On these streets, on the paving stones leading from the gate below him past the Hospitaller quarters to the old Jewish Temple, Christ had walked. Now tens of thousands of pilgrims followed in his footsteps. The Baron of Ramla watched as a slow-moving procession of pilgrims shuffled forward, singing a hymn and carrying candles. A couple with a crippled boy between them were making their way along the cobbles on their knees in evident hope of a miracle. A lone knight followed behind them, leading his horse in a clear gesture of penitence; his cloak, with a cross sewn on the shoulder, was ragged and filthy from the journey, and he seemed grayed and bent from the weight of his sins.

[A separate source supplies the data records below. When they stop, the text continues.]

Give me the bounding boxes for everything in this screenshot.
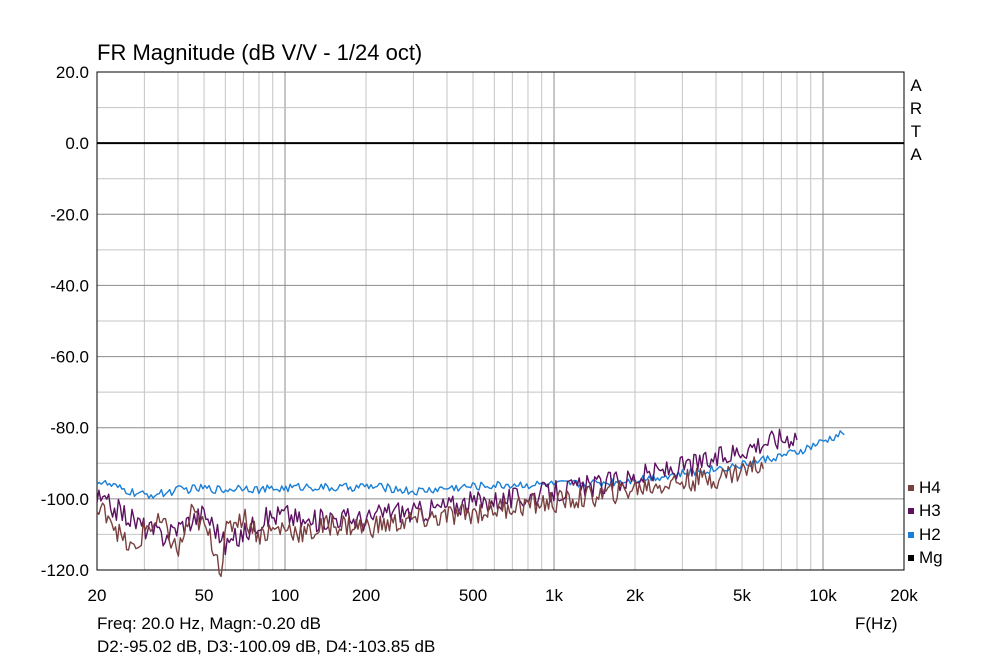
legend-swatch	[908, 531, 914, 538]
y-tick-label: -80.0	[50, 419, 89, 438]
legend-swatch	[908, 484, 914, 491]
y-tick-label: -60.0	[50, 348, 89, 367]
x-axis-unit-label: F(Hz)	[855, 614, 898, 633]
legend-item-h2[interactable]: H2	[908, 523, 943, 547]
cursor-readout-line2: D2:-95.02 dB, D3:-100.09 dB, D4:-103.85 …	[97, 637, 436, 656]
cursor-readout-line1: Freq: 20.0 Hz, Magn:-0.20 dB	[97, 614, 321, 633]
chart-title: FR Magnitude (dB V/V - 1/24 oct)	[97, 40, 423, 65]
y-tick-label: -40.0	[50, 276, 89, 295]
x-tick-label: 100	[271, 586, 299, 605]
x-tick-label: 200	[352, 586, 380, 605]
series-line-h4	[96, 456, 764, 578]
legend-item-h4[interactable]: H4	[908, 476, 943, 500]
x-tick-label: 10k	[809, 586, 837, 605]
legend-label: H4	[919, 477, 941, 497]
plot-frame	[96, 71, 905, 571]
x-tick-label: 500	[459, 586, 487, 605]
x-tick-label: 50	[195, 586, 214, 605]
legend-label: H3	[919, 501, 941, 521]
y-tick-label: -100.0	[41, 490, 89, 509]
series-line-h3	[96, 428, 798, 556]
legend-swatch	[908, 555, 914, 562]
y-tick-label: -120.0	[41, 561, 89, 580]
legend-label: Mg	[919, 548, 943, 568]
x-tick-label: 20	[88, 586, 107, 605]
arta-brand: A R T A	[909, 74, 923, 166]
arta-letter: A	[910, 145, 922, 164]
y-tick-label: 0.0	[65, 134, 89, 153]
legend-item-mg[interactable]: Mg	[908, 547, 943, 571]
legend-label: H2	[919, 524, 941, 544]
legend-item-h3[interactable]: H3	[908, 500, 943, 524]
legend-swatch	[908, 508, 914, 515]
legend: H4 H3 H2 Mg	[908, 476, 943, 570]
x-tick-label: 5k	[733, 586, 751, 605]
arta-letter: T	[910, 122, 922, 141]
x-tick-label: 20k	[890, 586, 918, 605]
arta-letter: A	[910, 76, 922, 95]
y-tick-label: -20.0	[50, 205, 89, 224]
arta-letter: R	[909, 99, 923, 118]
series-line-h2	[96, 430, 845, 499]
x-tick-label: 1k	[545, 586, 563, 605]
y-tick-label: 20.0	[56, 63, 89, 82]
x-tick-label: 2k	[626, 586, 644, 605]
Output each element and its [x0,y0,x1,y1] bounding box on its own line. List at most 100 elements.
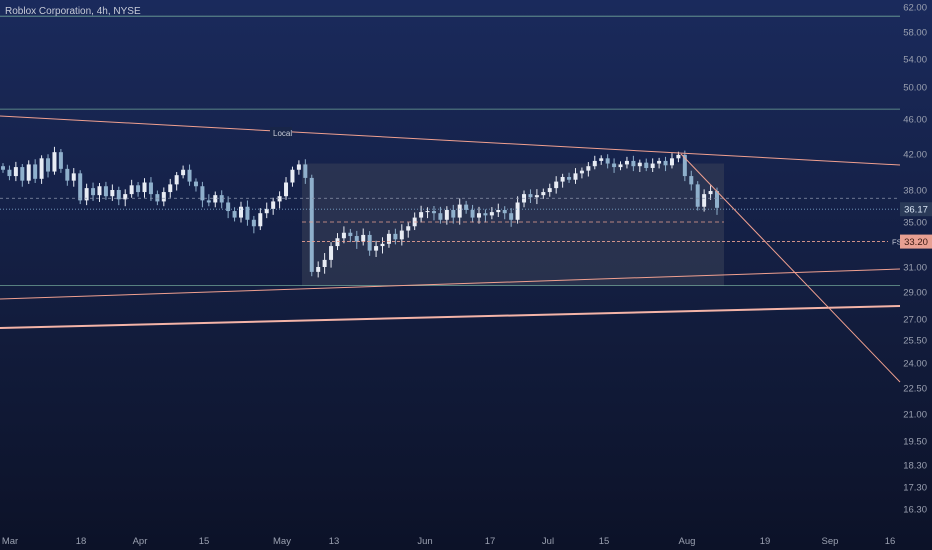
x-tick-label: Jul [542,536,554,547]
candle-body [554,181,559,189]
candle-body [245,206,250,220]
candle-body [534,195,539,198]
support-trendline-bold [0,305,901,329]
candle-body [161,192,166,202]
candle-body [386,233,391,244]
candle-body [618,164,623,168]
candle-body [226,202,231,212]
candle-body [335,238,340,247]
candle-body [631,160,636,167]
candle-body [483,213,488,216]
candle-body [496,209,501,213]
candle-body [470,209,475,218]
candles-layer [1,146,719,278]
candle-body [579,170,584,174]
candle-body [277,196,282,202]
candle-body [136,185,141,193]
candle-body [123,194,128,200]
x-tick-label: 17 [485,536,496,547]
candle-body [515,202,520,220]
y-tick-label: 19.50 [903,437,927,448]
candle-body [605,158,610,164]
candle-body [477,213,481,218]
y-tick-label: 24.00 [903,359,927,370]
candle-body [399,230,404,240]
x-tick-label: 19 [760,536,771,547]
candle-body [586,166,591,171]
y-tick-label: 27.00 [903,315,927,326]
candle-body [341,232,346,239]
candle-body [502,209,507,214]
symbol-title: Roblox Corporation, 4h, NYSE [5,6,141,17]
candle-body [644,162,649,168]
x-tick-label: Sep [822,536,839,547]
candle-body [528,194,533,198]
y-tick-label: 18.30 [903,461,927,472]
y-tick-label: 35.00 [903,218,927,229]
candle-body [695,184,700,207]
candle-body [444,209,449,220]
y-tick-label: 25.50 [903,336,927,347]
candle-body [303,164,308,178]
y-tick-label: 17.30 [903,483,927,494]
candle-body [354,236,359,242]
candle-body [316,267,321,272]
current-price-tag-bg [900,202,932,217]
candle-body [676,154,681,159]
candle-body [181,169,186,176]
x-tick-label: Jun [417,536,432,547]
candle-body [271,201,276,209]
y-tick-label: 46.00 [903,115,927,126]
y-tick-label: 42.00 [903,150,927,161]
candle-body [547,188,552,193]
candle-body [309,177,314,272]
candle-body [541,192,546,196]
x-tick-label: 16 [885,536,896,547]
candle-body [78,173,83,201]
candle-body [7,169,12,177]
candle-body [296,164,301,170]
candle-body [33,164,38,179]
candle-body [406,226,411,231]
candle-body [451,209,456,218]
candle-body [393,233,398,240]
candle-body [206,200,211,203]
candle-body [187,169,192,182]
x-tick-label: Apr [133,536,148,547]
candle-body [431,211,436,214]
candle-body [509,213,514,220]
candle-body [573,173,578,180]
y-tick-label: 50.00 [903,83,927,94]
candle-body [682,154,687,177]
candle-body [200,186,205,201]
y-tick-label: 62.00 [903,3,927,14]
candle-body [103,186,108,197]
candle-body [637,162,642,167]
y-tick-label: 58.00 [903,28,927,39]
y-tick-label: 38.00 [903,186,927,197]
x-tick-label: 15 [599,536,610,547]
x-tick-label: Mar [2,536,18,547]
candle-body [84,188,89,201]
candle-body [1,166,5,170]
y-tick-label: 29.00 [903,288,927,299]
candle-body [239,206,243,218]
candle-body [592,160,597,167]
x-tick-label: 13 [329,536,340,547]
axes-layer: 62.00 58.00 54.00 50.00 46.00 42.00 38.00 35.00… [2,3,932,547]
drawings-layer: Local [0,15,901,383]
candle-body [438,213,443,220]
breakdown-trendline [680,153,901,383]
candle-body [380,243,385,247]
candle-body [264,208,269,214]
y-tick-label: 21.00 [903,410,927,421]
descending-trendline [0,115,901,166]
candle-body [612,163,617,168]
candle-body [20,167,25,181]
candle-body [155,194,160,202]
candle-body [258,213,263,227]
candle-body [715,191,719,208]
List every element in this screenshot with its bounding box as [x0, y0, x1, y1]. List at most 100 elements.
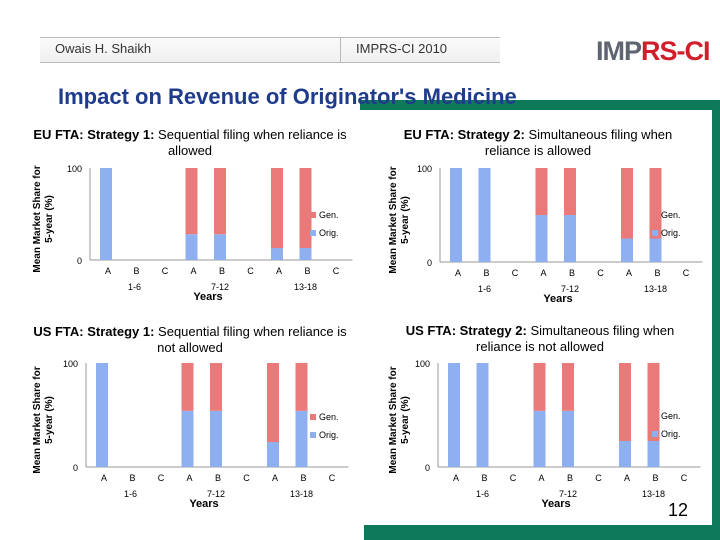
bar-orig: [185, 234, 198, 260]
chart-title-rest: Sequential filing when reliance is allow…: [158, 127, 347, 158]
y-axis-label: Mean Market Share for: [388, 366, 399, 473]
x-tick-label: A: [105, 266, 111, 276]
x-tick-label: A: [455, 268, 461, 278]
author-name: Owais H. Shaikh: [55, 41, 152, 56]
x-tick-label: C: [512, 268, 519, 278]
x-tick-label: A: [276, 266, 282, 276]
bar-orig: [448, 363, 460, 467]
legend-label: Orig.: [661, 429, 681, 439]
x-tick-label: C: [595, 473, 602, 483]
x-tick-label: C: [329, 473, 336, 483]
x-group-label: 7-12: [561, 284, 579, 294]
slide-header: Owais H. Shaikh IMPRS-CI 2010 IMPRS-CI: [0, 0, 720, 70]
bar-orig: [295, 410, 308, 467]
legend-label: Orig.: [319, 228, 339, 238]
legend-swatch: [652, 413, 658, 419]
chart-title-bold: EU FTA: Strategy 1:: [33, 127, 155, 142]
x-tick-label: A: [540, 268, 546, 278]
y-tick-label: 100: [415, 359, 430, 369]
x-tick-label: B: [300, 473, 306, 483]
bar-gen: [619, 363, 631, 441]
chart-title-bold: EU FTA: Strategy 2:: [403, 127, 525, 142]
x-tick-label: B: [215, 473, 221, 483]
x-tick-label: B: [483, 268, 489, 278]
logo-text-left: IMP: [596, 36, 642, 66]
x-group-label: 13-18: [644, 284, 667, 294]
y-axis-label: 5-year (%): [44, 396, 55, 444]
y-tick-label: 0: [73, 463, 78, 473]
legend-swatch: [310, 230, 316, 236]
legend-swatch: [310, 212, 316, 218]
bar-orig: [214, 234, 226, 260]
y-tick-label: 0: [77, 256, 82, 266]
bar-gen: [185, 168, 198, 235]
x-tick-label: B: [567, 473, 573, 483]
legend-swatch: [652, 230, 658, 236]
x-group-label: 13-18: [294, 282, 317, 292]
bar-orig: [271, 248, 283, 260]
bar-orig: [535, 215, 548, 262]
x-tick-label: A: [190, 266, 196, 276]
y-axis-label: Mean Market Share for: [388, 166, 399, 273]
y-tick-label: 0: [425, 463, 430, 473]
x-group-label: 7-12: [207, 489, 225, 499]
conference-name: IMPRS-CI 2010: [356, 41, 448, 56]
bar-orig: [619, 441, 631, 467]
x-axis-label: Years: [193, 291, 222, 303]
bar-orig: [533, 410, 546, 467]
legend-swatch: [652, 431, 658, 437]
x-tick-label: C: [681, 473, 688, 483]
bar-gen: [299, 168, 312, 249]
bar-gen: [271, 168, 283, 249]
chart-title-us2: US FTA: Strategy 2: Simultaneous filing …: [390, 323, 690, 355]
y-axis-label: 5-year (%): [400, 396, 411, 444]
chart-title-rest: Simultaneous filing when reliance is all…: [484, 127, 673, 158]
bar-orig: [100, 168, 112, 260]
bar-orig: [299, 248, 312, 260]
page-number: 12: [668, 500, 689, 520]
x-tick-label: B: [133, 266, 139, 276]
y-tick-label: 0: [427, 258, 432, 268]
bar-orig: [649, 238, 662, 262]
bar-gen: [621, 168, 633, 239]
legend-label: Orig.: [319, 430, 339, 440]
x-group-label: 7-12: [211, 282, 229, 292]
y-axis-label: 5-year (%): [400, 196, 411, 244]
y-axis-label: Mean Market Share for: [32, 366, 43, 473]
bar-gen: [649, 168, 662, 239]
x-tick-label: C: [162, 266, 169, 276]
bar-gen: [210, 363, 222, 411]
chart-title-bold: US FTA: Strategy 1:: [33, 324, 155, 339]
chart-title-bold: US FTA: Strategy 2:: [405, 323, 527, 338]
x-tick-label: C: [247, 266, 254, 276]
x-group-label: 1-6: [476, 489, 489, 499]
imprs-logo: IMPRS-CI: [596, 36, 711, 67]
x-axis-label: Years: [541, 498, 570, 510]
legend-label: Gen.: [661, 210, 681, 220]
header-band: [40, 37, 500, 63]
x-tick-label: A: [626, 268, 632, 278]
bar-orig: [564, 215, 576, 262]
chart-title-eu2: EU FTA: Strategy 2: Simultaneous filing …: [388, 127, 688, 159]
bar-gen: [533, 363, 546, 411]
legend-label: Gen.: [319, 210, 339, 220]
x-tick-label: C: [683, 268, 690, 278]
y-tick-label: 100: [67, 164, 82, 174]
x-tick-label: A: [624, 473, 630, 483]
bar-gen: [562, 363, 574, 411]
x-group-label: 7-12: [559, 489, 577, 499]
x-tick-label: B: [219, 266, 225, 276]
x-tick-label: C: [510, 473, 517, 483]
x-tick-label: C: [597, 268, 604, 278]
chart-eu-strategy-1: 0 100 Mean Market Share for 5-year (%) A B C A B…: [32, 164, 353, 303]
x-tick-label: A: [272, 473, 278, 483]
chart-us-strategy-1: 0 100 Mean Market Share for 5-year (%) A B C A B…: [32, 359, 349, 510]
logo-text-right: RS-CI: [641, 36, 710, 66]
chart-eu-strategy-2: 0 100 Mean Market Share for 5-year (%) A B C A B…: [388, 164, 703, 305]
x-group-label: 1-6: [124, 489, 137, 499]
legend-label: Gen.: [319, 412, 339, 422]
bar-gen: [647, 363, 660, 441]
bar-orig: [96, 363, 108, 467]
x-tick-label: A: [538, 473, 544, 483]
chart-title-eu1: EU FTA: Strategy 1: Sequential filing wh…: [30, 127, 350, 159]
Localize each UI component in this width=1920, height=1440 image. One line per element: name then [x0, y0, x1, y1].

They came from the four corners of the earth, speaking many tongues and wearing everything from ermine to rags. They came at great expense through great danger, braving the uncertainties of sea travel or walking across two continents to reach this city. They had mortgaged or sold all they owned at home and had faced the threat of pirates, cutthroats, thieves, and slavers. They had endured thirst, hunger, exhaustion, and disease. They came for the redemption of their sins, in search of Divine forgiveness. They came to prove their love of Christ and earn their entry into heaven. They were drawn here by the sole desire to pray at the place where Christ had shed his blood for them—and risen from the grave again with the promise of everlasting life for those who followed him.
And it was all at risk.
Lifting his gaze slightly, Ramla’s eyes traced the perimeter walls. White and tall, they enclosed the vibrant city like a mother’s arms her child. The clean lines were punctuated by square towers and projecting gates, all topped with battlements and proudly flying the white-and-gold banners of the Kingdom. But Ramla was a military man, and proud as the walls appeared, Ramla could see their vulnerability. They might keep out the rabble at night, but they were not built to withstand a modern siege with the kind of engines Salah ad-Din could bring to bear against them, or the sappers he would send to undermine them.